The current live scale factors show the shape of the correction:
Every weekday gets a 23-39% lift. Sunday gets a minor downward nudge: XGBoost was slightly over-predicting Sundays, and the scale reflects that. The 1.50 clip prevents overcorrection on data-quality weeks.
Scales auto-update on every main.py run as new actuals arrive. No manual steps, no calendar reminders. It runs itself.
That was the method. Here is Week 23 in production. The Hybrid is the long-range baseline forecast, the number the business would have used before Model Boost. Model Boost won every single day.
A long-range forecast anchored to older volume is the baseline. Model Boost, updating every run from the last 28 days, closes the gap between what the business planned and what actually arrived.
Week of June 7–13, 2026
That is the part that took a while to accept. XGBoost learned the shape of call volume accurately. When demand peaks within a day, which hours carry the most weight, how Friday afternoons differ from Monday mornings. All of that was right.
What it could not do was track a sustained volume ramp without being retrained on it. That is not a model failure. It is a structural characteristic of tree-based methods on monotonically growing series. The research had a name for it. The M5 competition had mapped it across 42,000 real-world series. Shen and Huang had mapped the call center version of it in 2007.
The correction layer does not fix the model. It fixes the output. And because it uses the most recent 28 days of actuals, it adjusts automatically as volume changes: faster than any retraining cycle would, with no manual work.
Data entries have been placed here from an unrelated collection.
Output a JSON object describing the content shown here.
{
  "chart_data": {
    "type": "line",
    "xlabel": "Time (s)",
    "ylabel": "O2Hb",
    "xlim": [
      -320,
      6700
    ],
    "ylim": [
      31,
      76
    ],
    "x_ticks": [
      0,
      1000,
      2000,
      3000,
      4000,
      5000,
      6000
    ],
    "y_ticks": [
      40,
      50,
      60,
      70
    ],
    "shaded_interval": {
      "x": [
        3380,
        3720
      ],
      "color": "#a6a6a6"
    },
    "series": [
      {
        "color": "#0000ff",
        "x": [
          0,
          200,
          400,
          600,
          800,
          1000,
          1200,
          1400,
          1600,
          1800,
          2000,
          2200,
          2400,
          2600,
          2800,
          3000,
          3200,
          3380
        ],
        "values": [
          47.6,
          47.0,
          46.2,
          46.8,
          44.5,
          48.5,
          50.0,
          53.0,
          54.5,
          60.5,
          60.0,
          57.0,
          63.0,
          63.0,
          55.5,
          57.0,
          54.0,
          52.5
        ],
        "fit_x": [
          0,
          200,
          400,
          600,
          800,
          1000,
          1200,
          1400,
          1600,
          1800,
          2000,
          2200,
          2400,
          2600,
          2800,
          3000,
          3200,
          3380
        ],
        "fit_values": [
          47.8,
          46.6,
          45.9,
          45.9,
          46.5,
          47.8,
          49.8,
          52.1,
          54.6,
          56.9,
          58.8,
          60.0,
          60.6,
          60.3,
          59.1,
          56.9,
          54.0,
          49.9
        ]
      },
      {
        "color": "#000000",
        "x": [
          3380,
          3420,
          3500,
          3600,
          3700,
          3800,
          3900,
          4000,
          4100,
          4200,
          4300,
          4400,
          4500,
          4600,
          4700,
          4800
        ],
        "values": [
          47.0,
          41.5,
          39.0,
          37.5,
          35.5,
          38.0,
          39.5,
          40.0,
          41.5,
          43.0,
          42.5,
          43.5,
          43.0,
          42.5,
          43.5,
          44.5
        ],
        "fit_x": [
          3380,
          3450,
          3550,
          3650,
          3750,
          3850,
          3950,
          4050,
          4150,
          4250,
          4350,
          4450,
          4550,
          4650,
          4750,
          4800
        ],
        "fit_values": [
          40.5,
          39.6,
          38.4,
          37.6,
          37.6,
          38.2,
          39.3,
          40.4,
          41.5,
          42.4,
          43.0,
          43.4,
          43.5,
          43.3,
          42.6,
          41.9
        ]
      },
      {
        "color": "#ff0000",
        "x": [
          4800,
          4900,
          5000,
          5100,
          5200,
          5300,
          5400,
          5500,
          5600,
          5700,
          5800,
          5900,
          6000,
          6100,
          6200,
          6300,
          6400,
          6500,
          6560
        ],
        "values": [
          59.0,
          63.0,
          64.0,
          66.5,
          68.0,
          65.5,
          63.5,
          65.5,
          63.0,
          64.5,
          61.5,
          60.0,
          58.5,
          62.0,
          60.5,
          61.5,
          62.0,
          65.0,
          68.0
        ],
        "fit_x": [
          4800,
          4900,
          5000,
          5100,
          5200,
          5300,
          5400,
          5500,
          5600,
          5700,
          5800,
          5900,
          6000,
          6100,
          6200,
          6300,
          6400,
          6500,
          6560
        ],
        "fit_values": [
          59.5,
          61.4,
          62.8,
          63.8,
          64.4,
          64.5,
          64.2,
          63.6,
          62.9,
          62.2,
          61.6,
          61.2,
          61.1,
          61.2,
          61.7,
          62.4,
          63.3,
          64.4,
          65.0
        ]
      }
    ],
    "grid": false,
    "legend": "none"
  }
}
There is a whole tradition of decomposing forecasting problems this way. From supply chain to call centers to Walmart's demand planning at scale. Separate what the model is good at from what it is not. Correct the rest with simpler tools that can track what the model cannot.
That is what Model Boost does. It works.
June 2026
Numbers in this story are indicative. Volume figures, error rates, and improvement metrics reflect real patterns but have been adjusted and are not exact operational data.